Ellana knows she shouldn’t—but like so many other instances in their shared history—can’t help but stretch out next to Solas an arm’s length away. She would give up her title, the lands that come with it, and all the trophies they have accumulated, to bury herself into Solas’ chest again. Instead, she flips over on her side to stare up at the face of the dog statue. 

A soft touch at the edge of her hair makes Ellana shiver. As was her habit, that morning she had braided her hair around the crown of her head, weaving a long blue velvet ribbon into her silver strands. A trifle, really, she had bought from one of the women refugees selling odds and ends on the road. The ribbon tips, which Solas is playing with, are stained with blood now. 

“I think about you,” Solas admits with a tired sigh. “More than I should—all the time.” 

It’s not the apology she hoped for, but it's enough. Ellana reaches her fingers up over her shoulder where she knows she’ll find Solas’. They had shared a tent before. Stolen moments in the dark—but never been this alone, given this much opportunity to touch. She had wished for this exact scenario so many times, sad to realize that her current predicament did not resemble any of those fantasies in any minute detail. 

“Tell me what you think about,” Ellana says, her voice lowering. She leans into Solas’ warmth until she’s flush against him. He doesn’t have to say what he thinks about—at least in part—give his hard length pressed into the small of her back. It’s so effortless to be together in this way.

Solas flips her onto her back towards him and crouches over her. A wild kiss followed. It’s all tongue and teeth, and eventually, their hands slip underneath their loose, matching tunics until they are bare underneath the moonless sky. Animals scatter in the nearby bushes as Ellana moans into Solas' throat. 

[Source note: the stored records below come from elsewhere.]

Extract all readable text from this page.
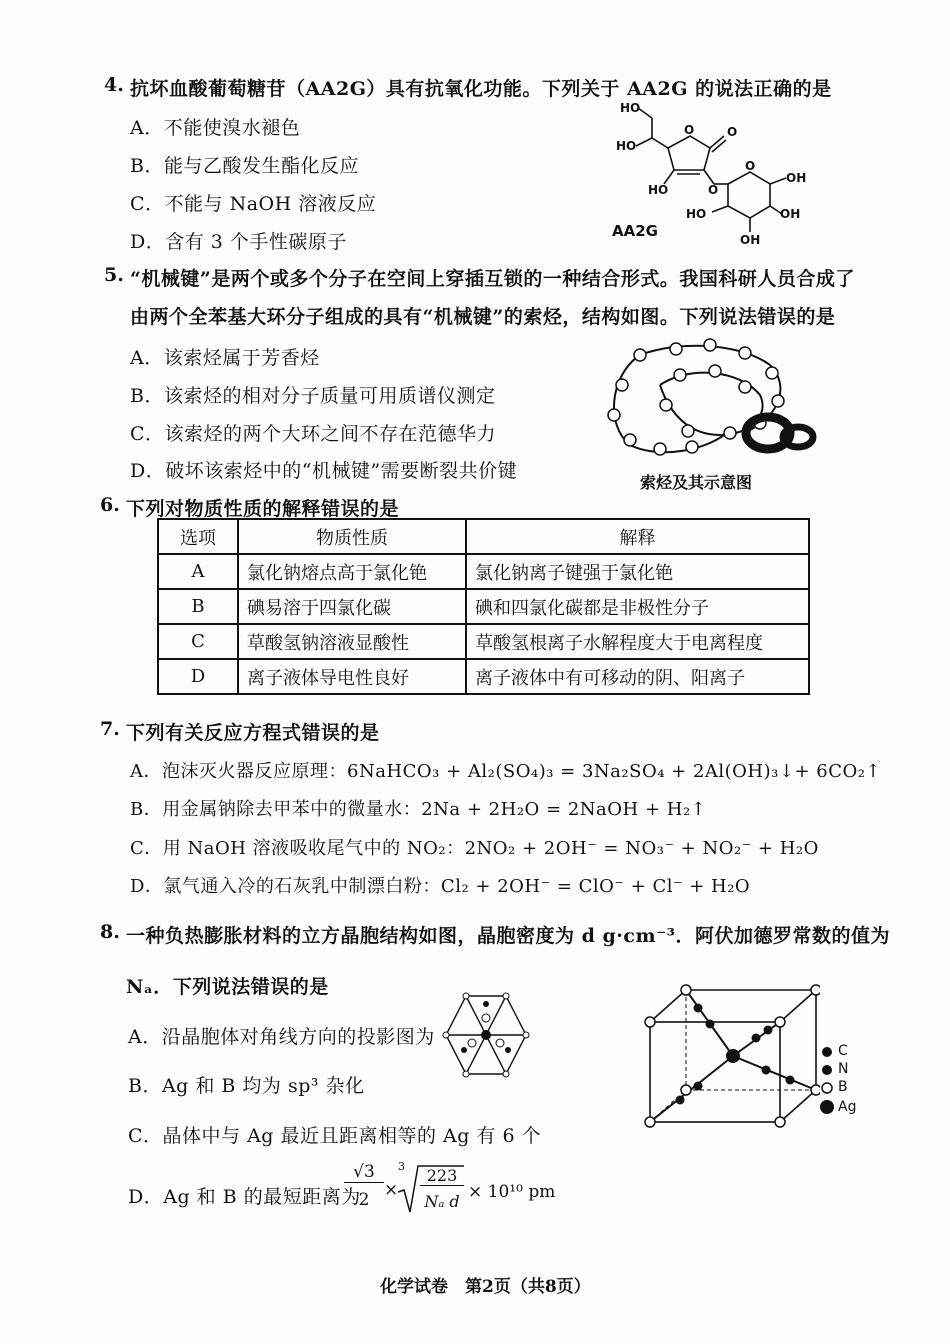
4. 抗坏血酸葡萄糖苷（AA2G）具有抗氧化功能。下列关于 AA2G 的说法正确的是
A．不能使溴水褪色
B．能与乙酸发生酯化反应
C．不能与 NaOH 溶液反应
D．含有 3 个手性碳原子
HO
HO
O	O
HO	O
O
OH
HO	OH
OH
AA2G
5. “机械键”是两个或多个分子在空间上穿插互锁的一种结合形式。我国科研人员合成了
由两个全苯基大环分子组成的具有“机械键”的索烃，结构如图。下列说法错误的是
A．该索烃属于芳香烃
B．该索烃的相对分子质量可用质谱仪测定
C．该索烃的两个大环之间不存在范德华力
D．破坏该索烃中的“机械键”需要断裂共价键
索烃及其示意图
6. 下列对物质性质的解释错误的是
选项	物质性质	解释
A	氯化钠熔点高于氯化铯	氯化钠离子键强于氯化铯
B	碘易溶于四氯化碳	碘和四氯化碳都是非极性分子
C	草酸氢钠溶液显酸性	草酸氢根离子水解程度大于电离程度
D	离子液体导电性良好	离子液体中有可移动的阴、阳离子
7. 下列有关反应方程式错误的是
A．泡沫灭火器反应原理：6NaHCO₃ + Al₂(SO₄)₃ = 3Na₂SO₄ + 2Al(OH)₃↓+ 6CO₂↑
B．用金属钠除去甲苯中的微量水：2Na + 2H₂O = 2NaOH + H₂↑
C．用 NaOH 溶液吸收尾气中的 NO₂：2NO₂ + 2OH⁻ = NO₃⁻ + NO₂⁻ + H₂O
D．氯气通入冷的石灰乳中制漂白粉：Cl₂ + 2OH⁻ = ClO⁻ + Cl⁻ + H₂O
8. 一种负热膨胀材料的立方晶胞结构如图，晶胞密度为 d g·cm⁻³．阿伏加德罗常数的值为
Nₐ．下列说法错误的是
A．沿晶胞体对角线方向的投影图为
B．Ag 和 B 均为 sp³ 杂化
C．晶体中与 Ag 最近且距离相等的 Ag 有 6 个
D．Ag 和 B 的最短距离为
√3
2 ×
3	223
Nₐ d × 10¹⁰ pm
C
N
B
Ag
化学试卷　第2页（共8页）
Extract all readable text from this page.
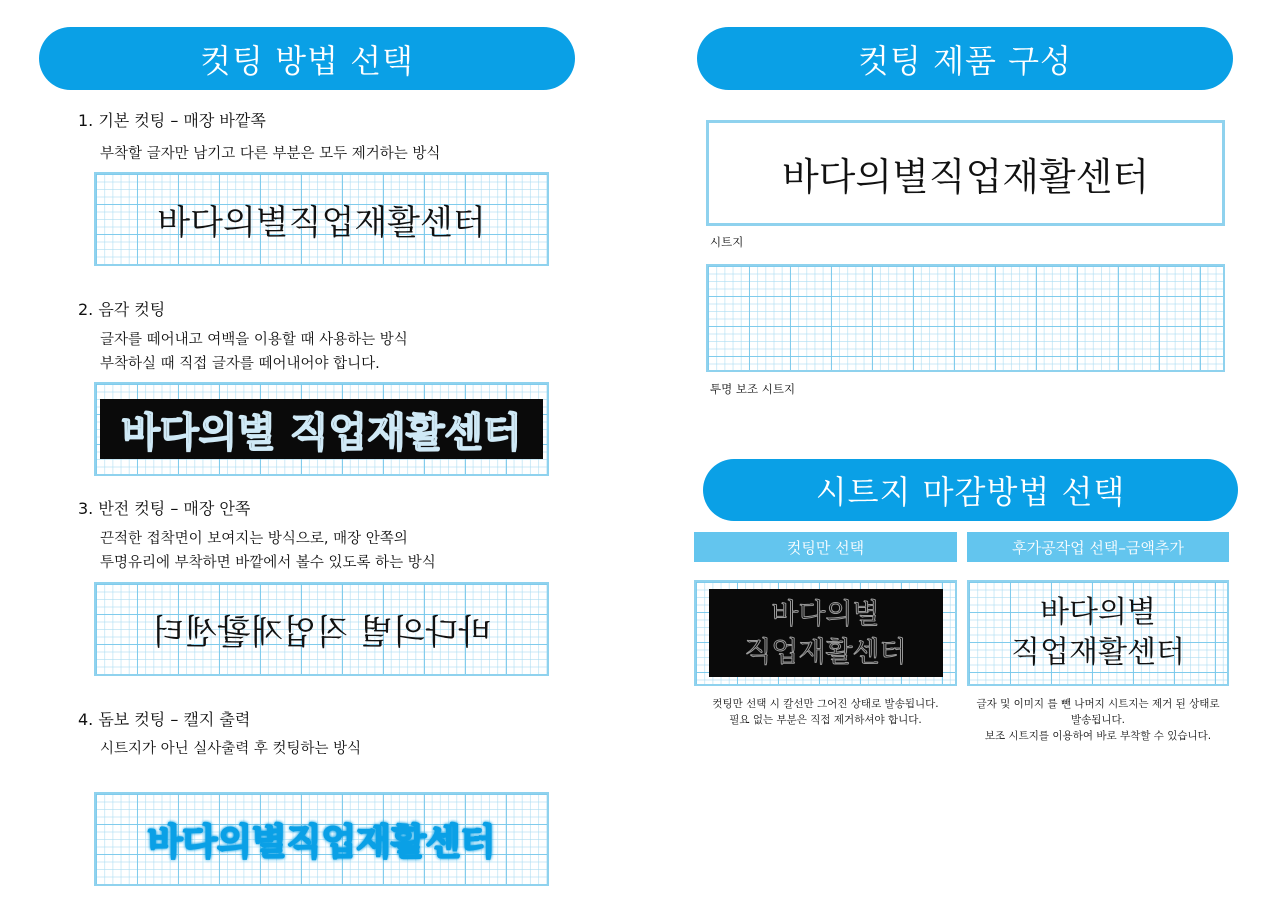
컷팅 방법 선택
1. 기본 컷팅 – 매장 바깥쪽
부착할 글자만 남기고 다른 부분은 모두 제거하는 방식
바다의별직업재활센터
2. 음각 컷팅
글자를 떼어내고 여백을 이용할 때 사용하는 방식
부착하실 때 직접 글자를 떼어내어야 합니다.
바다의별 직업재활센터
3. 반전 컷팅 – 매장 안쪽
끈적한 접착면이 보여지는 방식으로, 매장 안쪽의
투명유리에 부착하면 바깥에서 볼수 있도록 하는 방식
바다의별 직업재활센터
4. 돔보 컷팅 – 캘지 출력
시트지가 아닌 실사출력 후 컷팅하는 방식
바다의별직업재활센터
컷팅 제품 구성
바다의별직업재활센터
시트지
투명 보조 시트지
시트지 마감방법 선택
컷팅만 선택
바다의별
직업재활센터
컷팅만 선택 시 칼선만 그어진 상태로 발송됩니다.
필요 없는 부분은 직접 제거하셔야 합니다.
후가공작업 선택–금액추가
바다의별
직업재활센터
글자 및 이미지 를 뺀 나머지 시트지는 제거 된 상태로
발송됩니다.
보조 시트지를 이용하여 바로 부착할 수 있습니다.
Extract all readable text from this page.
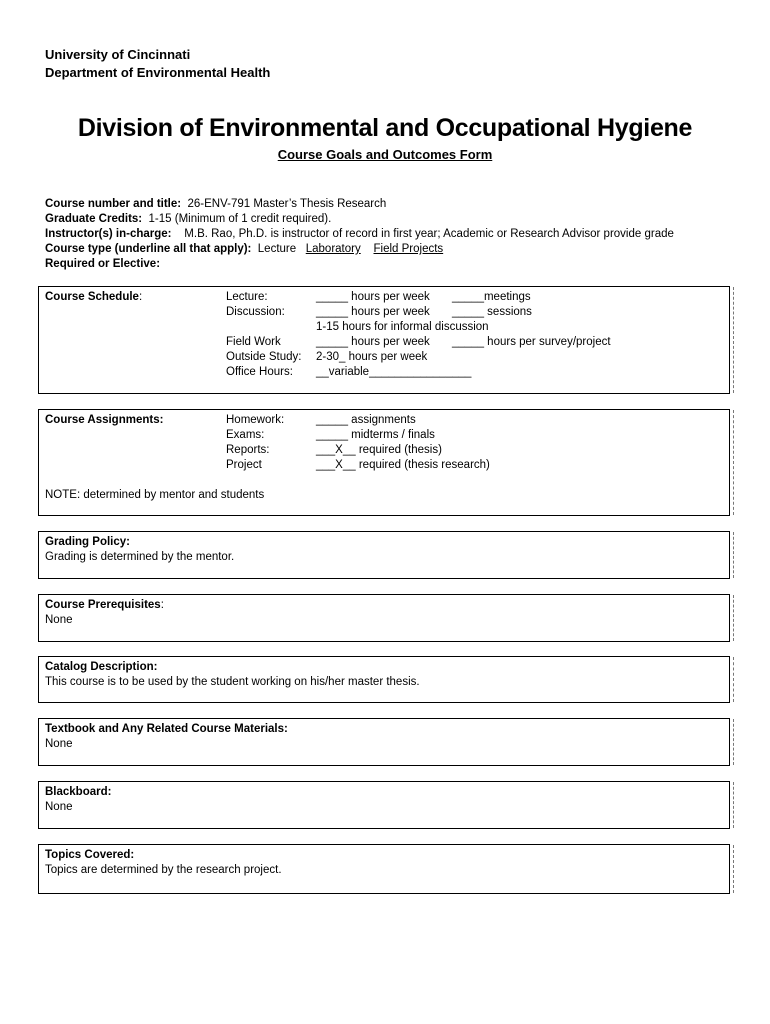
University of Cincinnati
Department of Environmental Health
Division of Environmental and Occupational Hygiene
Course Goals and Outcomes Form
Course number and title: 26-ENV-791 Master’s Thesis Research
Graduate Credits: 1-15 (Minimum of 1 credit required).
Instructor(s) in-charge: M.B. Rao, Ph.D. is instructor of record in first year; Academic or Research Advisor provide grade
Course type (underline all that apply): Lecture Laboratory Field Projects
Required or Elective:
Course Schedule:	Lecture:	_____ hours per week _____meetings
Discussion:	_____ hours per week _____ sessions
1-15 hours for informal discussion
Field Work	_____ hours per week _____ hours per survey/project
Outside Study: 2-30_ hours per week
Office Hours: __variable________________
Course Assignments:	Homework:	_____ assignments
Exams:	_____ midterms / finals
Reports:	___X__ required (thesis)
Project	___X__ required (thesis research)
NOTE: determined by mentor and students
Grading Policy:
Grading is determined by the mentor.
Course Prerequisites:
None
Catalog Description:
This course is to be used by the student working on his/her master thesis.
Textbook and Any Related Course Materials:
None
Blackboard:
None
Topics Covered:
Topics are determined by the research project.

Ellana allows Solas to align their hips and push against her. He kisses a line down her core and stops to ask if it's alright to continue as he kisses the inside of her thighs. Ellana says yes, despite knowing that this moment will break her. She’s practically begging, in a voice she doesn’t recognize as her own, for him to keep going. 

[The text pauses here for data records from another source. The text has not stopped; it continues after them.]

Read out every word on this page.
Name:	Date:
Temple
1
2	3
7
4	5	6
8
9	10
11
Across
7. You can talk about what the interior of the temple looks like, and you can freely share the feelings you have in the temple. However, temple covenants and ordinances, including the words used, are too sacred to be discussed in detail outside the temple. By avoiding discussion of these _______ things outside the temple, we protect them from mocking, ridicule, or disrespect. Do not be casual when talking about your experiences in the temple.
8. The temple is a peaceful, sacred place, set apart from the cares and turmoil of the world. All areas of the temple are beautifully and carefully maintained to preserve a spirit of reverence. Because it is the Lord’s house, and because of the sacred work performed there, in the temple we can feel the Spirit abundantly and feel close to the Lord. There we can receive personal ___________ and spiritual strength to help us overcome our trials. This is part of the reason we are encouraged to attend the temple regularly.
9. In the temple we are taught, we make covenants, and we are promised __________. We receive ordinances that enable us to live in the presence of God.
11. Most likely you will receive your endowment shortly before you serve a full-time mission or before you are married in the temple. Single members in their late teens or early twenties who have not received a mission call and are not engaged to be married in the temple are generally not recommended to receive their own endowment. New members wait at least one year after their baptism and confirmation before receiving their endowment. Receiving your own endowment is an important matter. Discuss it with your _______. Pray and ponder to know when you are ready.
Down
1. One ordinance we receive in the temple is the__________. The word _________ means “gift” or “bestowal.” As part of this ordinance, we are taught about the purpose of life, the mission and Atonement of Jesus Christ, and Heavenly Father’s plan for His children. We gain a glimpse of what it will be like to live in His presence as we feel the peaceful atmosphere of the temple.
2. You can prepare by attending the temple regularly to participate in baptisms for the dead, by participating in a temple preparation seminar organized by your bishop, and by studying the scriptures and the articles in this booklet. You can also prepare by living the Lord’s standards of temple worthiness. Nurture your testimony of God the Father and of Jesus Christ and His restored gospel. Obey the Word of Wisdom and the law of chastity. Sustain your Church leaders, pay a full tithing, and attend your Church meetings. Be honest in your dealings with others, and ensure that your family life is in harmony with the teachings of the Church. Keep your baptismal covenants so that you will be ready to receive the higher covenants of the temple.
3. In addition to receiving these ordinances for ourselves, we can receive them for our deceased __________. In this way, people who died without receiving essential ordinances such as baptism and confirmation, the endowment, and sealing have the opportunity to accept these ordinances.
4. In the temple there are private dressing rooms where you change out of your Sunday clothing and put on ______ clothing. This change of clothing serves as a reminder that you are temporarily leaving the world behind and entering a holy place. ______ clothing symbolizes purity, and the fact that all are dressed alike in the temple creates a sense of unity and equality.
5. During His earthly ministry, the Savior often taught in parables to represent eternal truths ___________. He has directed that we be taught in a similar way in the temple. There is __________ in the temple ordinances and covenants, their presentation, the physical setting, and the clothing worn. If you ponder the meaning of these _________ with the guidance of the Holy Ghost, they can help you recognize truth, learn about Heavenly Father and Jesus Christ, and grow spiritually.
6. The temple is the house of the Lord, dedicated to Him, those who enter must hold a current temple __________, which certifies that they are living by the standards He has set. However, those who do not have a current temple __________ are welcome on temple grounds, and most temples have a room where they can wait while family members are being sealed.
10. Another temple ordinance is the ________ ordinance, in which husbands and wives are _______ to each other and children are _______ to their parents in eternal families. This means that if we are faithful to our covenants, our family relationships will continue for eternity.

Later when Solas presses inside her, Ellana considers telling him that he’s her first—if not her only. Judging by the way he desperately fucks her into exhaustion, she's his last—his fingers digging into her hips as he thrusts into her with a smooth and steady motion she wants to interpret as him giving her everything he can of himself. Even the parts of him she’ll never know. She's happy to take it. 

“You’ll forget about me one day,” He says soon after they finish, their hands are clasped. She knows by the tone he doesn’t wholly believe it. Understands that this is not a reconciliation, even if she didn’t expect it to be at the outset. Whatever comes next, it is not something the bards will sing about gladly. 

“What am I to you?’ She says her cheek resting in the divet between his chin and chest. She’s wondered at it more than once. Wants an answer. Thinks she deserves it after this interlude. 

Solas inhales before whispering the old diminutive into her hair: _ar lath ma vhenan._ Ellana finds some abstraction in the devotion of the title. It means everything and nothing at the same time. She’s not sure, yet if the moniker is cruel or truly a mark of devotion.


	3. three

**(3)**

Ellana still thought of the man she loved as Solas. Fen’Harel was otherwise. 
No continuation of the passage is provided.